Over the last couple of weeks, we’ve seen an unprecedented shift in the way people are getting exposure to our services and this will only continue to change as the situation with Covid-19 develops. We won’t see the light at the end of the tunnel just yet, so we are focusing on what we can do in the interim to ensure ‘business as usual’ as much as we possibly can. 

The shift to home working and schooling has inevitably led to an increase in TV viewership throughout the daytime, with viewership up as much as 40%. Peak airtime didn’t initially experience similar growth, however, since going into lockdown this has started to change. 

Some 14.5 million adults tuned into the prime minister’s ‘stay at home’ announcement. Since then we have seen big changes, with shows such as Ant and Dec’s Saturday Night Takeaway and Gogglebox attracting record audiences. There has also been a spike in the number of people watching the news, with Sky News viewers up 200%.

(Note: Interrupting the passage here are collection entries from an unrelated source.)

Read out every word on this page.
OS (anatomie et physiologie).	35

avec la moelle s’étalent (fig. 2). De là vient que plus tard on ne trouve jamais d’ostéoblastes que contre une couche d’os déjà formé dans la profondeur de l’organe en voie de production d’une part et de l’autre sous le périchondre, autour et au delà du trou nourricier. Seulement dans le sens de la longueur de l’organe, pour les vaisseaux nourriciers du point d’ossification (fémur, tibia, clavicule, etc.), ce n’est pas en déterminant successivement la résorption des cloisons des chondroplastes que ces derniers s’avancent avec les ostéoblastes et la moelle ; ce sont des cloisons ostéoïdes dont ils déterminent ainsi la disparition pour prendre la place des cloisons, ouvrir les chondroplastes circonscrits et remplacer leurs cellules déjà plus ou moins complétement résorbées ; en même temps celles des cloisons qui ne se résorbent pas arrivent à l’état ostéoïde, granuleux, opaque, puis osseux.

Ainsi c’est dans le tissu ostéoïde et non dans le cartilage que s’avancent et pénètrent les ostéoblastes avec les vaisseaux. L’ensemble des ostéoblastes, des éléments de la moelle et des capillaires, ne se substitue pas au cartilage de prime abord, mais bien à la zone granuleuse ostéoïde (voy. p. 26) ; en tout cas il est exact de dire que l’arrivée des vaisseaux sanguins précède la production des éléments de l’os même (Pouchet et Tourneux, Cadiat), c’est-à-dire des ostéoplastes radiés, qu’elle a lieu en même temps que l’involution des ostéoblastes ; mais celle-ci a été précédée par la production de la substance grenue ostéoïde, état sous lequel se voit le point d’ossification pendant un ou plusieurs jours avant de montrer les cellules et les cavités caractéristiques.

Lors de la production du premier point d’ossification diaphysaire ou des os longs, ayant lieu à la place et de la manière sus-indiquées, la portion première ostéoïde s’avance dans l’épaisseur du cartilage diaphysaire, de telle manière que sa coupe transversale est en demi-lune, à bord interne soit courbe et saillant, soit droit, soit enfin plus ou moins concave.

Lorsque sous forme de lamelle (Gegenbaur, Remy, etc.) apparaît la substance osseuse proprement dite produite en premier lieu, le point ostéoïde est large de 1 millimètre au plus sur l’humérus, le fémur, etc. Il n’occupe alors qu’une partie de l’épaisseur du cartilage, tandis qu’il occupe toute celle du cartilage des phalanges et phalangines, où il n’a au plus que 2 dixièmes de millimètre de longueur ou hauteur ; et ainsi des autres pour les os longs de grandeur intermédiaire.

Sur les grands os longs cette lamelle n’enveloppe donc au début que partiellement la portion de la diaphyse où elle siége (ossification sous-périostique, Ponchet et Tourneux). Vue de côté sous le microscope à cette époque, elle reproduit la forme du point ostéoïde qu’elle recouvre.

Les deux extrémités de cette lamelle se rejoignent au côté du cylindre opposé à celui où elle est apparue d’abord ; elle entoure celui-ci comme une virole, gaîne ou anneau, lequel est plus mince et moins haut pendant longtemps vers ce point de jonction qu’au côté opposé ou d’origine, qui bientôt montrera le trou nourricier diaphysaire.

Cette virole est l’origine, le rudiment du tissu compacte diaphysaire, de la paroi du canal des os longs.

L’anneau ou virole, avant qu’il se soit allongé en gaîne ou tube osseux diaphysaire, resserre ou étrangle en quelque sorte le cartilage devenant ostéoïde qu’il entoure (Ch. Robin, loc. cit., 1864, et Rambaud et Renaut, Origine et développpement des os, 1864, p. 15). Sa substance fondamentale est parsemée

Channel output will become a challenge in the future as filming has stopped on virtually all new content, but channels are focusing on light relief programming to entertain people during the lockdown. Channel 4 has launched a range of programmes, including The Steph Show, as a daily magazine programme fronted by journalist Steph McGovern, along with a range of cookery and light entertainment programmes from the likes of Jamie Oliver and Kirstie Allsopp. 

Like anything in the current climate and situation we find ourselves in, TV viewership is likely to fluctuate and viewing behaviours will undoubtedly change over the coming weeks, until Covid-19 is tackled.

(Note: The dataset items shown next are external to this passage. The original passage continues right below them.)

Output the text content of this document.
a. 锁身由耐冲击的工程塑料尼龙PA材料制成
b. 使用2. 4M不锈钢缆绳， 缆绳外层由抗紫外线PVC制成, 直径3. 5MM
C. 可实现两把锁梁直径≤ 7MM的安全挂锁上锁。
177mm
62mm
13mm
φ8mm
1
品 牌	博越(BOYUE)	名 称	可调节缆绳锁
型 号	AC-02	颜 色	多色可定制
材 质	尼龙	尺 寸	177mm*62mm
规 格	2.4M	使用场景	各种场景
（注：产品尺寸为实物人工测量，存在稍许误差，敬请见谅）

In terms of online, there has surprisingly been a huge increase in paid social as more people spend time at home, but this doesn’t come without a price. As competition for consumer attention heightens, so does the cost per impression. It will be interesting to see whether there is a further shift on paid social in the coming weeks, as well as which sectors see an uplift in activity. 

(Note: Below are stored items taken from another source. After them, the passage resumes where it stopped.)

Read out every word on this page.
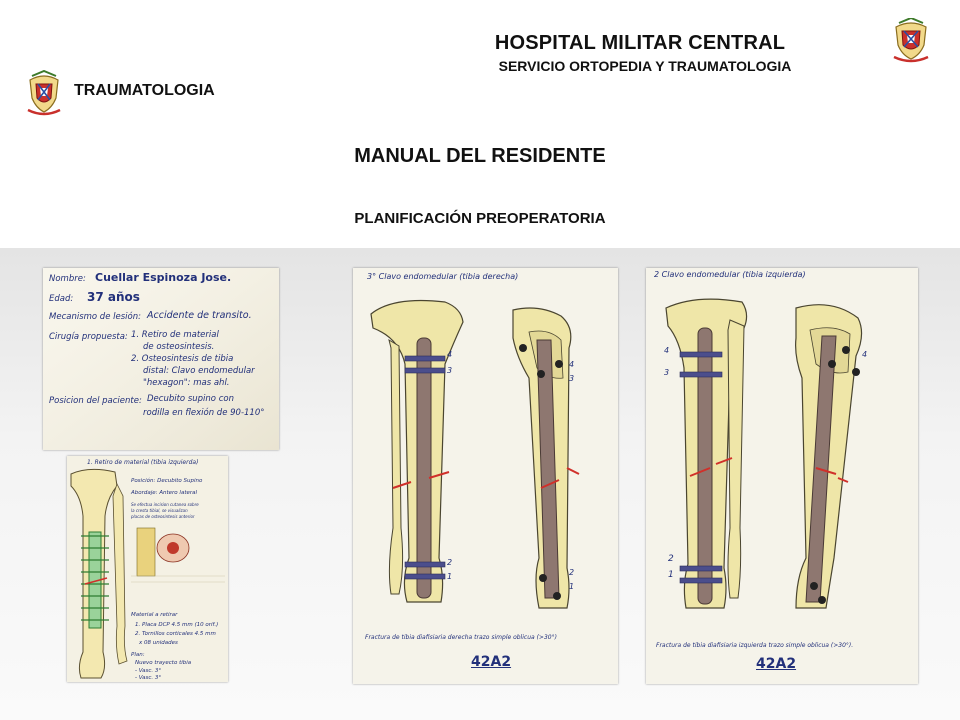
TRAUMATOLOGIA
HOSPITAL MILITAR CENTRAL
SERVICIO ORTOPEDIA Y TRAUMATOLOGIA
MANUAL DEL RESIDENTE
PLANIFICACIÓN PREOPERATORIA
Nombre: Cuellar Espinoza Jose.
Edad: 37 años
Mecanismo de lesión: Accidente de transito.
Cirugía propuesta: 1. Retiro de material
de osteosintesis.
2. Osteosintesis de tibia
distal: Clavo endomedular
"hexagon": mas ahl.
Posicion del paciente: Decubito supino con
rodilla en flexión de 90-110°
1. Retiro de material (tibia izquierda)
Posición: Decubito Supino
Abordaje: Antero lateral
Se efectua incision cutanea sobre
la cresta tibial, se visualizan
placas de osteosintesis anterior
Material a retirar
1. Placa DCP 4.5 mm (10 orif.)
2. Tornillos corticales 4.5 mm
x 08 unidades
Plan:
Nuevo trayecto tibia
- Vasc. 3°
- Vasc. 3°
3° Clavo endomedular (tibia derecha)
4
3
2
1
4
3
2
1
Fractura de tibia diafisiaria derecha trazo simple oblicua (>30°)
42A2
2 Clavo endomedular (tibia izquierda)
4
3
2
1
4
Fractura de tibia diafisiaria izquierda trazo simple oblicua (>30°).
42A2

Pay-per-click has seen the biggest change reflected by different sectors. Travel-related search has dropped off completely, but we are seeing increases in food delivery-, insurance- and wills-related searches. 

Across our sector we saw an initial 26% drop in personal injury-related search terms and a 40% drop in medical negligence. It is also clear that search terms have become much more of a fact-finding mission as opposed to transactional, as consumers seek guidance on how to deal with issues they’re now faced with. These changes are very similar to what we see over peak holiday periods, such as Christmas and Easter. The main advantage at these times is that they are ‘known knowns’, as we can identify when they will start and finish. 

During this current period, it is difficult to determine when search volumes will increase, but the likelihood is that we should see a return to some form of normality sooner rather than later. Over the last couple of weeks, the general public has had to get used to significant change, making difficult transitions in almost every area of daily life. However, in lockdown they will have more time on their hands and will no doubt be considering their financial situation and looking at all avenues for financial security.

Putting this into perspective, we are seeing a shift in audience behaviour. We are seeing increased visibility across TV and social media, but increased challenges in online search volumes. However, all channels are still generating the right quality enquiries.

It’s no surprise to anyone, whether that be businesses or individuals, that this is a challenging time. There will inevitably be hurdles to overcome, but claims will come out of it and we will continue to ensure consumers have the access to justice that they deserve.